In Go, sorting is done using sort.Ints. The edge case for small arrays is handled first. The three candidate high scores are calculated and compared manually, as Go lacks a built-in min for multiple integers.

Worked Examples

Example 1: nums = [1, 4, 7, 8, 5]

  1. Sort: [1, 4, 5, 7, 8]
  2. Candidates:
  • nums[-3] - nums[0] = 5 - 1 = 4
  • nums[-1] - nums[2] = 8 - 5 = 3
  • nums[-2] - nums[1] = 7 - 4 = 3
  1. Minimum score = 3

Example 2: nums = [1, 4, 3]

  1. Length ≤ 3 → return 0 directly.

Complexity Analysis

Measure Complexity Explanation
Time O(n log n) Sorting dominates; all other operations are O(1)
Space O(1) Sorting can be done in place; only constant extra space is needed

Sorting is required to identify the boundary elements efficiently, and the problem constraints make O(n log n) acceptable for n up to 10^5.

Test Cases

# Provided examples
assert Solution().minimizeSum([1,4,7,8,5]) == 3  # Example 1
assert Solution().minimizeSum([1,4,3]) == 0      # Example 2

# Edge cases
assert Solution().minimizeSum([1,1,1,1]) == 0    # All equal
assert Solution().minimizeSum([1,100,200]) == 0  # Length 3, can make equal
assert Solution().minimizeSum([1,2,3,4]) == 1    # Small array
assert Solution().minimizeSum([1,2,3,1000]) == 2 # Change extremes
Test Why
[1,4,7,8,5] Standard case with multiple options
[1,4,3] Small array, can reduce to zero
[1,1,1,1] Already uniform, score zero
[1,100,200] Length 3, trivial zero score
[1,2,3,4] Minimal high score after two changes
[1,2,3,1000] Large gap to test boundary changes

Edge Cases

Edge Case 1: Small arrays. When n <= 3, any array can be made uniform by changing two elements, resulting in a score of 0. This is handled explicitly at the beginning of the algorithm.

Edge Case 2: Already uniform array. If all elements are equal, the score is already zero. The algorithm correctly computes candidates as zero or less, returning zero.
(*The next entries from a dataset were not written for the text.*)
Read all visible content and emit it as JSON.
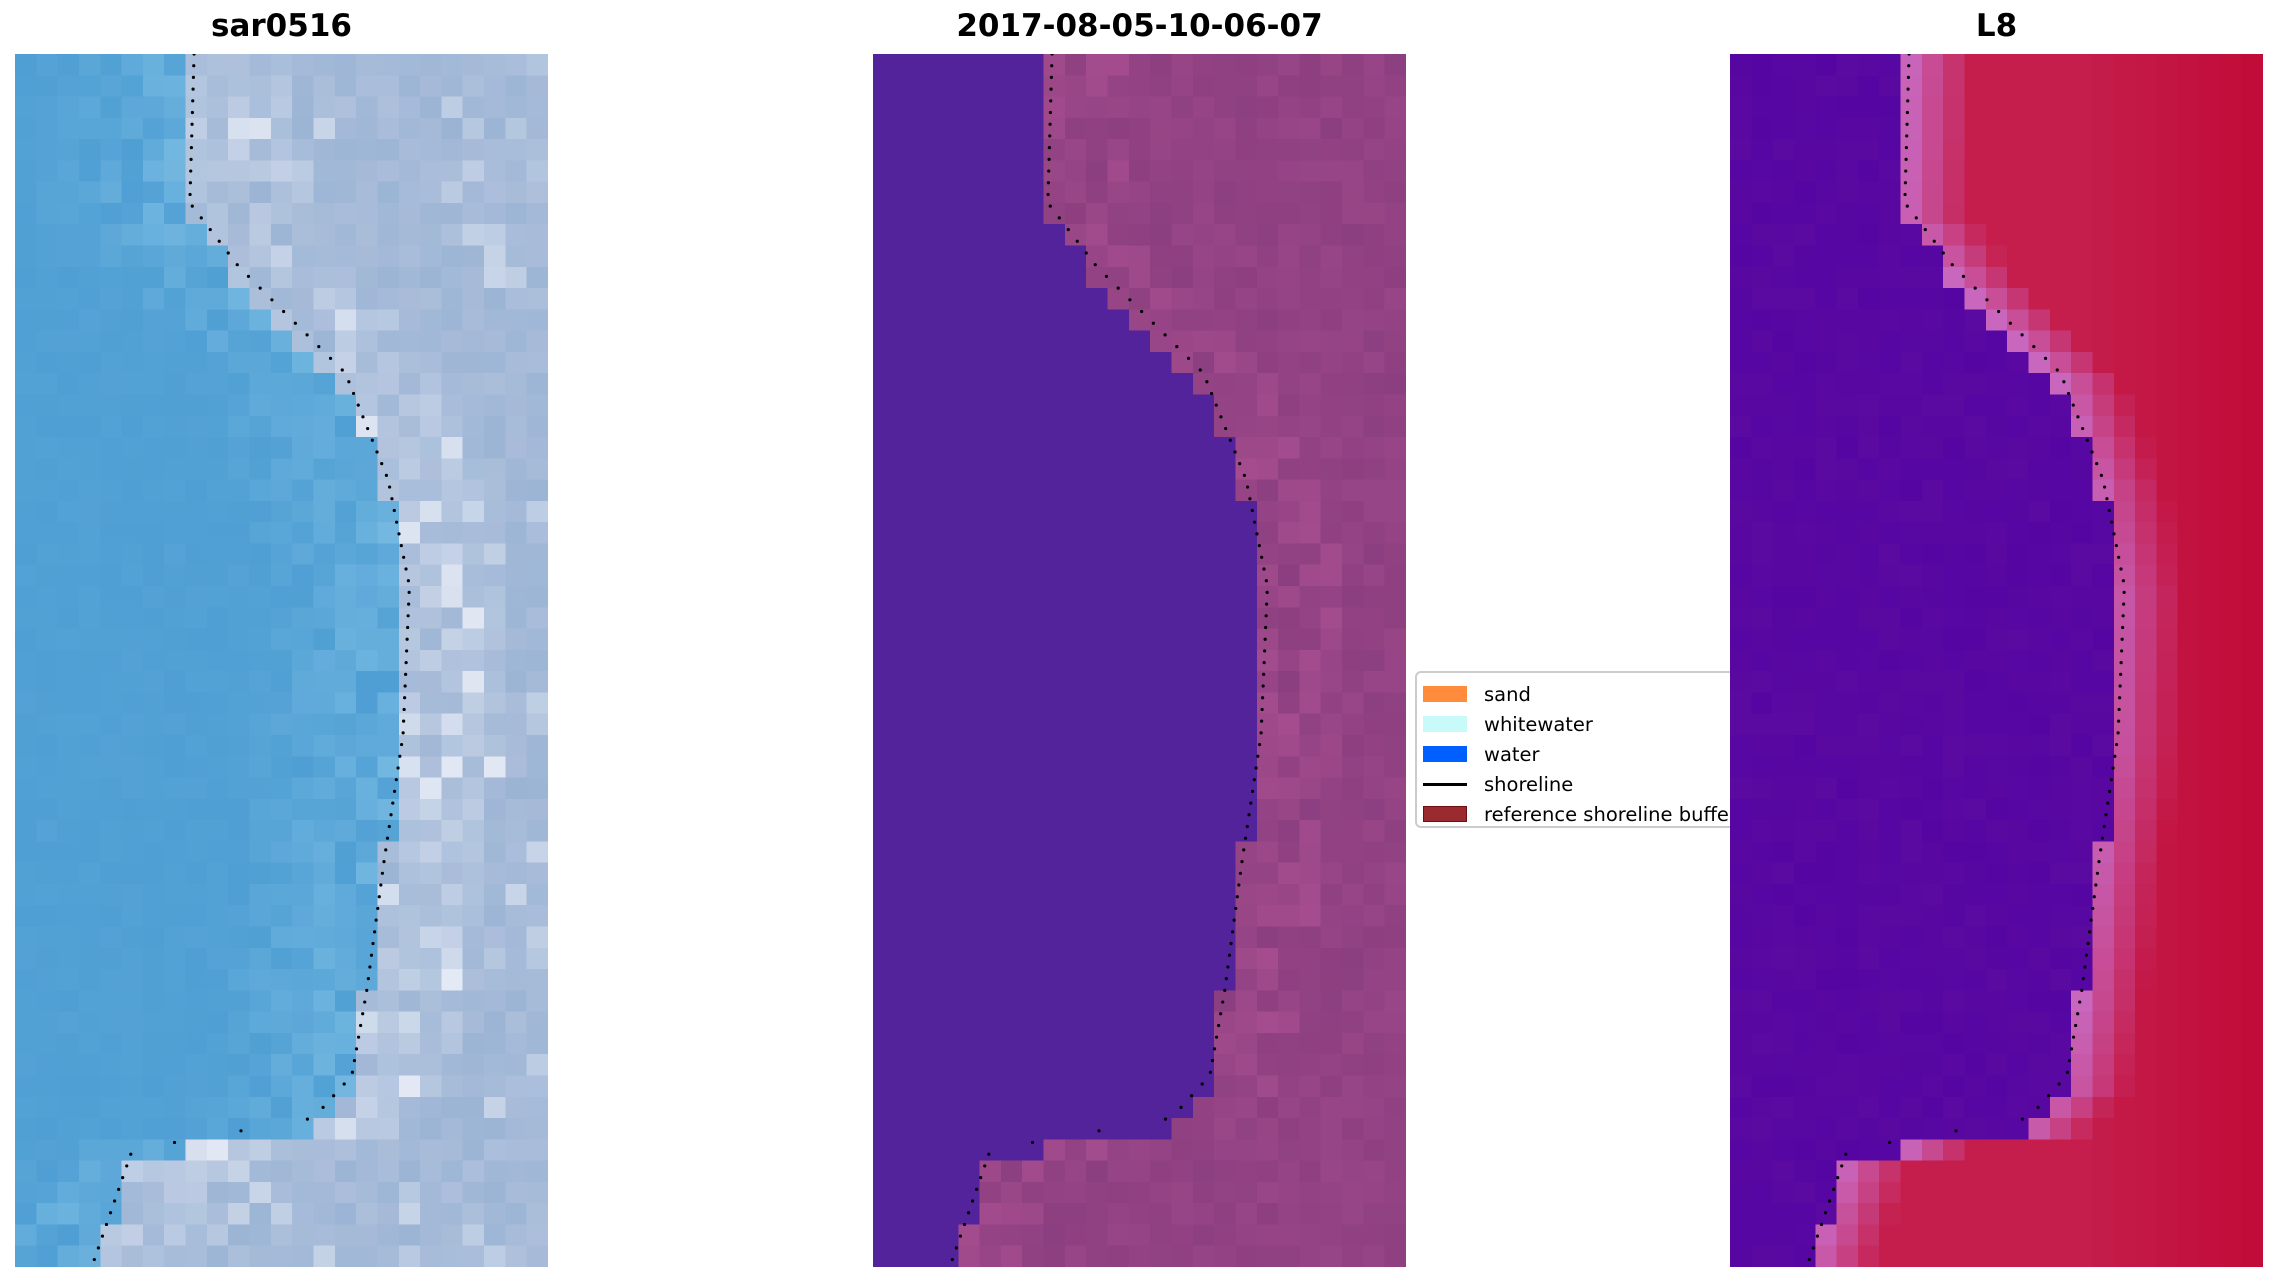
{
  "chart_data": [
    {
      "type": "heatmap",
      "title": "sar0516",
      "image": "satellite RGB",
      "palette": {
        "water": "#4f9fd4",
        "land": "#a9bcd9",
        "bright": "#e8ecf6"
      }
    },
    {
      "type": "heatmap",
      "title": "2017-08-05-10-06-07",
      "image": "classified overlay",
      "palette": {
        "water": "#52239a",
        "land": "#8c3f80"
      }
    },
    {
      "type": "heatmap",
      "title": "L8",
      "image": "water index",
      "palette": {
        "water": "#5a0aa0",
        "land": "#c51e4c"
      }
    }
  ],
  "legend": {
    "placement": "center",
    "items": [
      {
        "label": "sand",
        "color": "#ff8c3c",
        "kind": "patch"
      },
      {
        "label": "whitewater",
        "color": "#c8fafa",
        "kind": "patch"
      },
      {
        "label": "water",
        "color": "#0060ff",
        "kind": "patch"
      },
      {
        "label": "shoreline",
        "color": "#000000",
        "kind": "line"
      },
      {
        "label": "reference shoreline buffer",
        "color": "#9b2a30",
        "kind": "patch"
      }
    ]
  },
  "shoreline_style": "dotted black"
}
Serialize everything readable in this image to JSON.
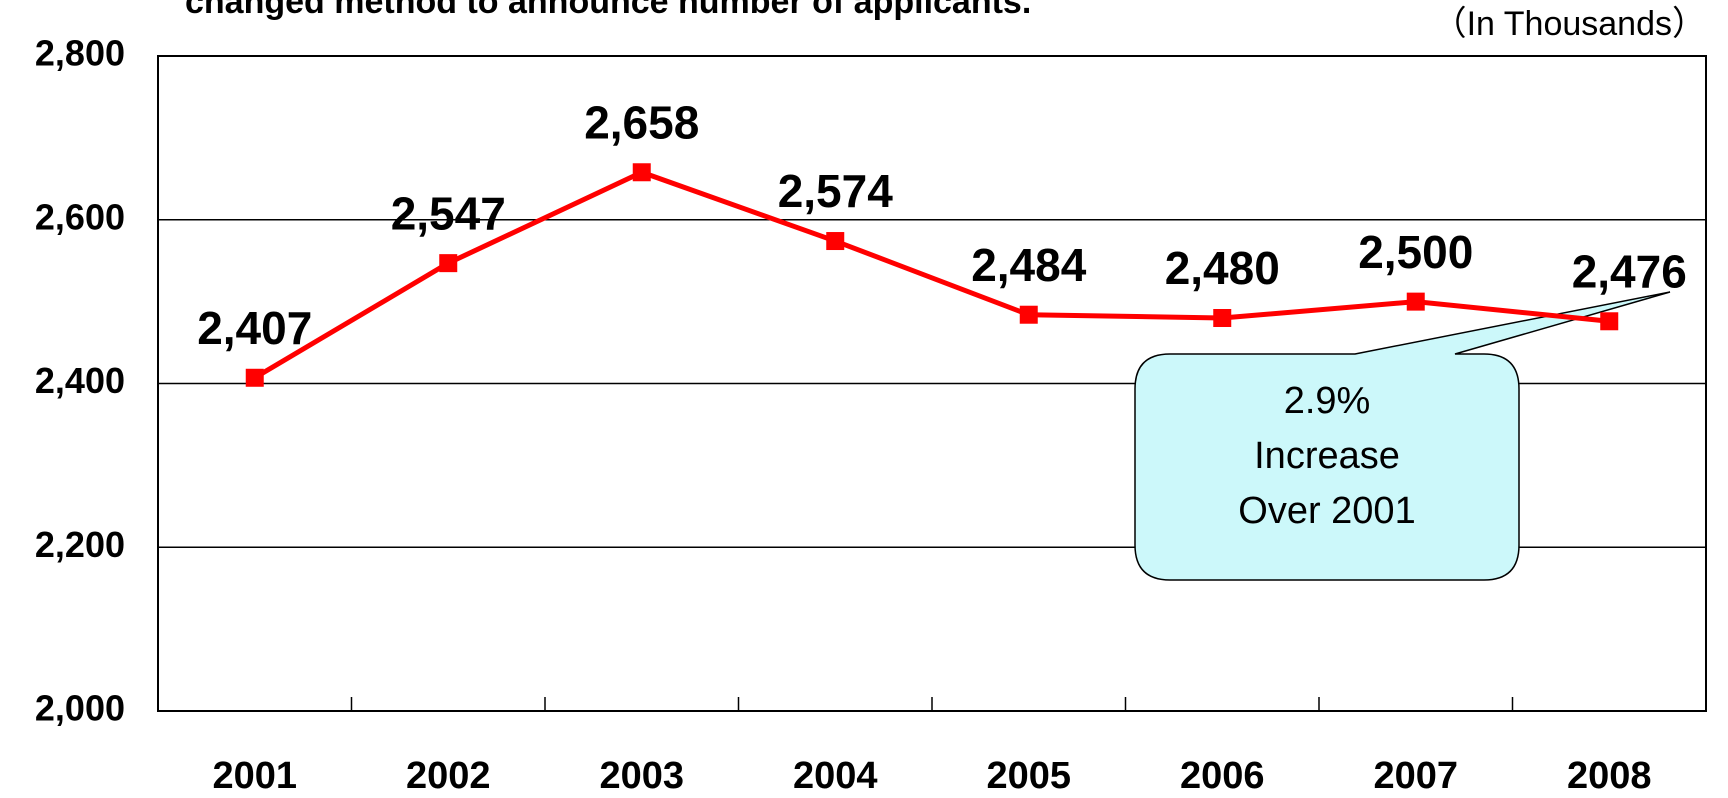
{
  "chart_data": {
    "type": "line",
    "subtitle": "changed method to announce number of applicants.",
    "unit_label": "（In Thousands）",
    "categories": [
      "2001",
      "2002",
      "2003",
      "2004",
      "2005",
      "2006",
      "2007",
      "2008"
    ],
    "series": [
      {
        "name": "Applicants",
        "color": "#ff0000",
        "values": [
          2407,
          2547,
          2658,
          2574,
          2484,
          2480,
          2500,
          2476
        ],
        "value_labels": [
          "2,407",
          "2,547",
          "2,658",
          "2,574",
          "2,484",
          "2,480",
          "2,500",
          "2,476"
        ]
      }
    ],
    "ylim": [
      2000,
      2800
    ],
    "yticks": [
      {
        "value": 2000,
        "label": "2,000"
      },
      {
        "value": 2200,
        "label": "2,200"
      },
      {
        "value": 2400,
        "label": "2,400"
      },
      {
        "value": 2600,
        "label": "2,600"
      },
      {
        "value": 2800,
        "label": "2,800"
      }
    ],
    "grid": true,
    "annotation": [
      "2.9%",
      "Increase",
      "Over 2001"
    ]
  }
}
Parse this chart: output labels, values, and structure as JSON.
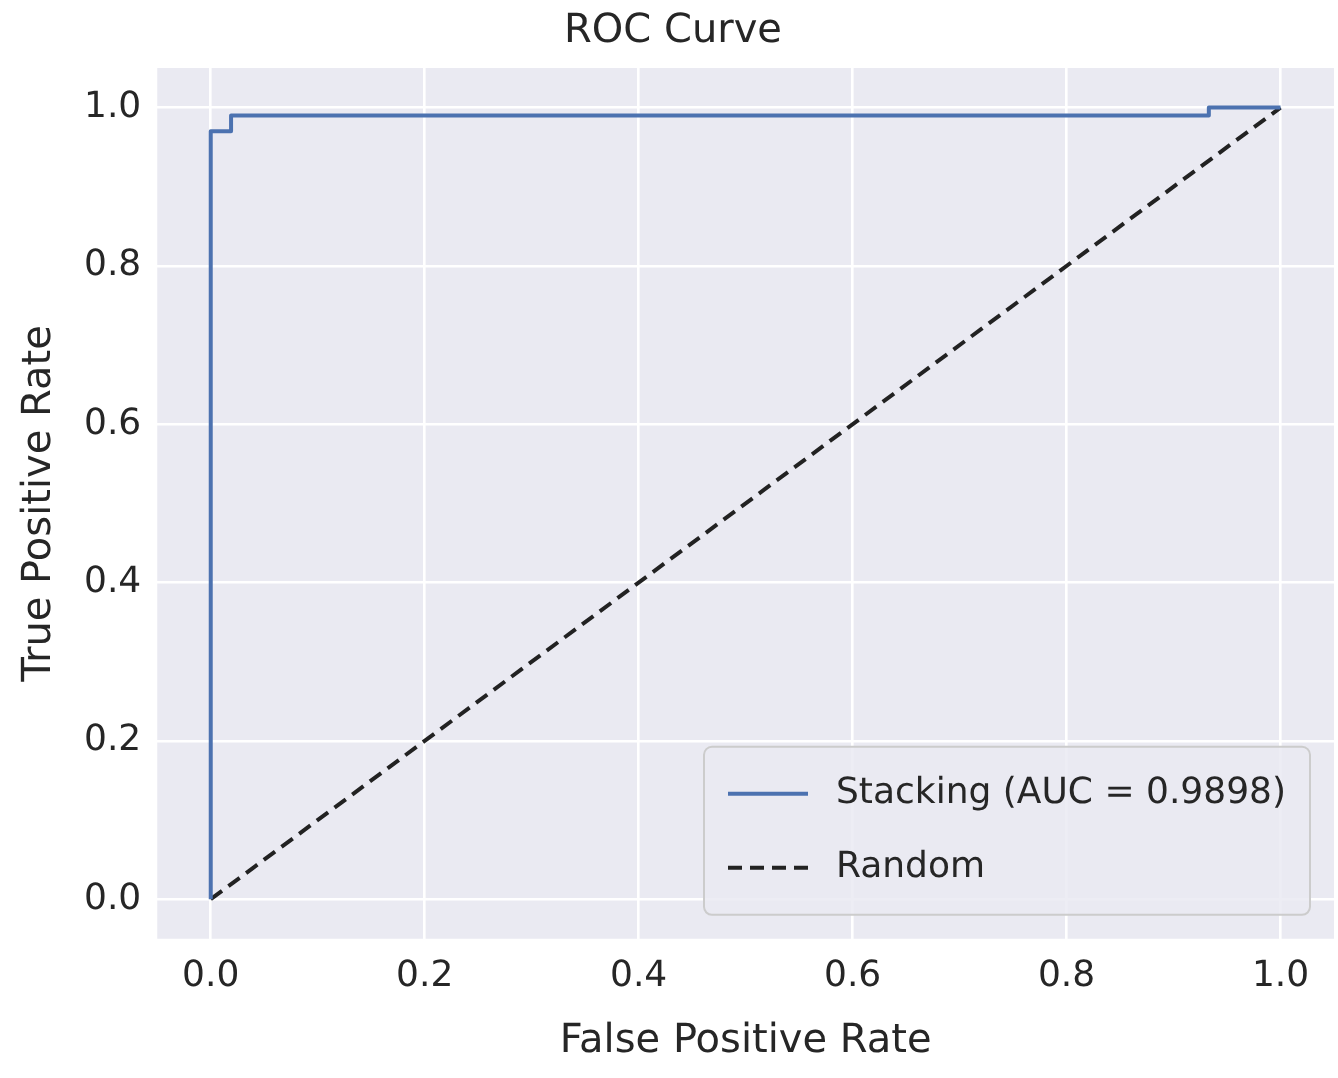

Edge Case 3: Large maximum difference. Arrays where one element is extremely larger than the others could cause naive solutions to miscalculate the optimal two elements to change. By sorting and focusing on the first three and last three elements, the algorithm always captures the optimal change scenario.

Edge Case 4: Arrays with consecutive duplicates. The minimum absolute difference could initially be zero, but two changes may shift boundaries. Sorting and considering only boundary differences ensures the low score can always be minimized.